Layaknya seseorang yang baru saja menonton sebuah pertunjukkan langsung, Matahra mulai bertepuk tangan tanpa menghasilkan bunyi sedikit pun, terlalu pelit untuk membiarkan kami mendengar sesuatu yang terdengar seperti seorang manusia normal. Hal itu membuatku berpikir kalau ia bahkan tak menangis saat ia pertama kali terakhir ke dunia ini sebagai seorang bayi.

"Barusan itu adalah penampilan pembuka dari anak-anakku, yang hebatnya tidak perlu banyak latihan untuk melakukannya. Kuharap kalian bisa mengapresiasi usaha mereka." Ucap Matahra tanpa kehangatan yang semestinya hadir dalam perkataannya.

"Aku tidak bisa mendengarmu dengan jelas berkat teriakan anak-anakmu itu, tapi kurasa aku harus berterima kasih kepada mereka karena sudah menjauhkanku dari omongan sampahmu." Balas Kairis sambil memompa telinga kanannya yang kelihatannya percuma saja.

"Kalau begitu bersiaplah untuk penampilan utama mereka yang akan membuatmu tak perlu mendengarkan apa pun lagi." Tegas Matahra dengan sedikit warna kemarahan yang ditunjukkannya beberapa jam lalu. Kedengarannya gadis ini tidak suka kalau perkataannya diabaikan.

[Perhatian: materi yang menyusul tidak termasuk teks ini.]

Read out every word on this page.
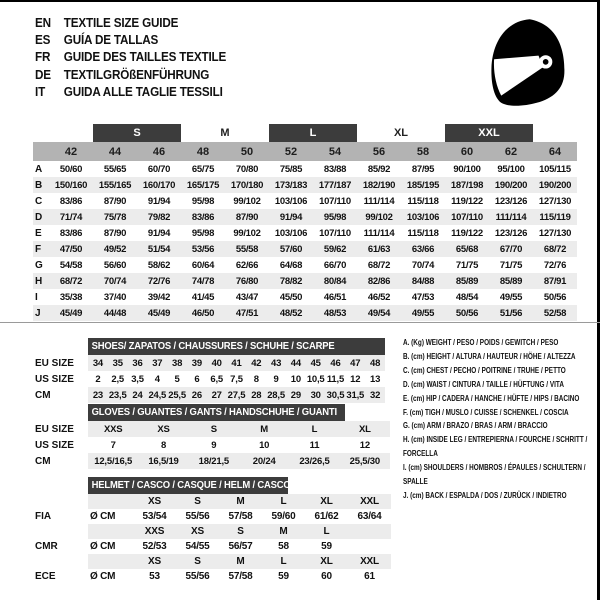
EN TEXTILE SIZE GUIDE
ES	GUÍA DE TALLAS
FR	GUIDE DES TAILLES TEXTILE
DE TEXTILGRÖßENFÜHRUNG
IT	GUIDA ALLE TAGLIE TESSILI
		S		M		L		XL		XXL		
	42	44	46	48	50	52	54	56	58	60	62	64
A	50/60	55/65	60/70	65/75	70/80	75/85	83/88	85/92	87/95	90/100	95/100	105/115
B	150/160	155/165	160/170	165/175	170/180	173/183	177/187	182/190	185/195	187/198	190/200	190/200
C	83/86	87/90	91/94	95/98	99/102	103/106	107/110	111/114	115/118	119/122	123/126	127/130
D	71/74	75/78	79/82	83/86	87/90	91/94	95/98	99/102	103/106	107/110	111/114	115/119
E	83/86	87/90	91/94	95/98	99/102	103/106	107/110	111/114	115/118	119/122	123/126	127/130
F	47/50	49/52	51/54	53/56	55/58	57/60	59/62	61/63	63/66	65/68	67/70	68/72
G	54/58	56/60	58/62	60/64	62/66	64/68	66/70	68/72	70/74	71/75	71/75	72/76
H	68/72	70/74	72/76	74/78	76/80	78/82	80/84	82/86	84/88	85/89	85/89	87/91
I	35/38	37/40	39/42	41/45	43/47	45/50	46/51	46/52	47/53	48/54	49/55	50/56
J	45/49	44/48	45/49	46/50	47/51	48/52	48/53	49/54	49/55	50/56	51/56	52/58

	SHOES/ ZAPATOS / CHAUSSURES / SCHUHE / SCARPE														

EU SIZE	34	35	36	37	38	39	40	41	42	43	44	45	46	47	48
US SIZE	2	2,5	3,5	4	5	6	6,5	7,5	8	9	10	10,5	11,5	12	13
CM	23	23,5	24	24,5	25,5	26	27	27,5	28	28,5	29	30	30,5	31,5	32

	GLOVES / GUANTES / GANTS / HANDSCHUHE / GUANTI					

EU SIZE	XXS	XS	S	M	L	XL
US SIZE	7	8	9	10	11	12
CM	12,5/16,5	16,5/19	18/21,5	20/24	23/26,5	25,5/30

	HELMET / CASCO / CASQUE / HELM / CASCO						

		XS	S	M	L	XL	XXL
FIA	Ø CM	53/54	55/56	57/58	59/60	61/62	63/64
		XXS	XS	S	M	L	
CMR	Ø CM	52/53	54/55	56/57	58	59	
		XS	S	M	L	XL	XXL
ECE	Ø CM	53	55/56	57/58	59	60	61

A. (Kg) WEIGHT / PESO / POIDS / GEWITCH / PESO

B. (cm) HEIGHT / ALTURA / HAUTEUR / HÖHE / ALTEZZA

C. (cm) CHEST / PECHO / POITRINE / TRUHE / PETTO

D. (cm) WAIST / CINTURA / TAILLE / HÜFTUNG / VITA

E. (cm) HIP / CADERA / HANCHE / HÜFTE / HIPS / BACINO

F. (cm) TIGH / MUSLO / CUISSE / SCHENKEL / COSCIA

G. (cm) ARM / BRAZO / BRAS / ARM / BRACCIO

H. (cm) INSIDE LEG / ENTREPIERNA / FOURCHE / SCHRITT / FORCELLA

I. (cm) SHOULDERS / HOMBROS / ÉPAULES / SCHULTERN / SPALLE

J. (cm) BACK / ESPALDA / DOS / ZURÜCK / INDIETRO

Barangkali karena merasa bila terdapat sesuatu yang lucu tentang perbincangan antara kedua Manser itu, Oltyart pun tertawa kecil seraya memasukkan pedangnya ke dalam sarung di samping tubuhnya meskipun ia tahu bahwa kami sedang bertarung. Sebelum aku yakin kalau ia sudah gila, sang pemuda pun mengambil busur panah yang diletakkan bersandar pada dinding ini seperti beragam jenis senjata lainnya, agar para penjaga bisa berganti senjata dengan cekatan saat perlu. Mereka juga menugaskan empat gadis desa untuk melemparkan barang-barang tersebut di setiap pintu.

"Sepertinya Nona Kairis sudah kehabisan alasan untuk menahan omongannya dengan si Terastiomanser itu." Komentar sang pemuda yang tengah menyiapkan anak panahnya.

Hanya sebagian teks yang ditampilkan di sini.